Senate Protects Sexually Exploited Children, Human Trafficking Victims
The Senate approved legislation to ensure that sexually exploited children who are human trafficking victims always have full access to appropriate services and support.
Under current Pennsylvania law, any minor who is exploited for commercial sex must identify their third-party perpetrator to be considered a victim of human trafficking, unless their purchaser is charged as a trafficker.
Senate Bill 44 would ensure that third-party control is never a consideration for access to victim services. Senate Bill 45 would eliminate the third-party control requirement to access victim services under the National Human Trafficking Resource Center Hotline Notification Act.
Helping Children of National Guard and Reserve Members Adjust to New Schools
Legislation that will reduce the educational challenges faced by children of National Guard and Reserve members was unanimously approved by the Senate.
Military families face frequent reassignments, posing educational challenges for children transitioning between schools in different states.
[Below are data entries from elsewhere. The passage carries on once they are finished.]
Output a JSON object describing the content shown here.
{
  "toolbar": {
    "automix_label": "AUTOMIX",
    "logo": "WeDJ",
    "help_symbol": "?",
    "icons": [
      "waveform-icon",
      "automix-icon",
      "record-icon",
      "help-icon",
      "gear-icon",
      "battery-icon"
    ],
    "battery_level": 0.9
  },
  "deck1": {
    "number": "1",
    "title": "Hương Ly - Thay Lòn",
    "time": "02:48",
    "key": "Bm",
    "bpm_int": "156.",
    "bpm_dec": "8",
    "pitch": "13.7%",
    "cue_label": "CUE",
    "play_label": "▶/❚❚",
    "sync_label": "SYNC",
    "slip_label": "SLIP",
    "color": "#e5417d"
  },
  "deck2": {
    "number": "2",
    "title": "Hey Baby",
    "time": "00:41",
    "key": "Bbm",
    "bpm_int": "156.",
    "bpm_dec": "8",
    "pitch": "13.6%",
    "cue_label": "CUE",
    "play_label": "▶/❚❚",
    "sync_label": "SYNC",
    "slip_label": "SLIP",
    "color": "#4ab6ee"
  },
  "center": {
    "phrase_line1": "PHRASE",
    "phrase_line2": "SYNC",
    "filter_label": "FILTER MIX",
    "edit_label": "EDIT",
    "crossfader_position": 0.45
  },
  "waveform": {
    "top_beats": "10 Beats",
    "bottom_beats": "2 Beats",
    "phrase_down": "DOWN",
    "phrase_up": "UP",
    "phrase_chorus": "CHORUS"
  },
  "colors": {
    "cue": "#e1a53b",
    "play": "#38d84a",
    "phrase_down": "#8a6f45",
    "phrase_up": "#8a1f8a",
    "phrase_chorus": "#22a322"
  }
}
Senate Bill 209 would give children of National Guard and Reserve members the same help provided to those of active-duty military families through the Military Interstate Children’s Compact.
The compact provides a consistent set of policies that make getting started in a new school, joining extracurricular activities, facilitating enrollment and meeting graduation requirements as easy as possible for military children.
Bill Reforming Pennsylvania’s Probation System Passes Senate
The Senate passed legislation that would reform Pennsylvania’s probation system to give people a better pathway out of the criminal justice system.
Senate Bill 838 would establish a mandatory probation review conference for probationers, providing criteria for when they occur and a presumption that probation will be terminated unless the individual does not qualify.
It would also permit the review conference to occur earlier based on the good conduct of defendants by achieving certain educational, employment or other goals. A provision to allow for the waiving of the mandatory review conference in cases where all stakeholders agree it is unnecessary is also included.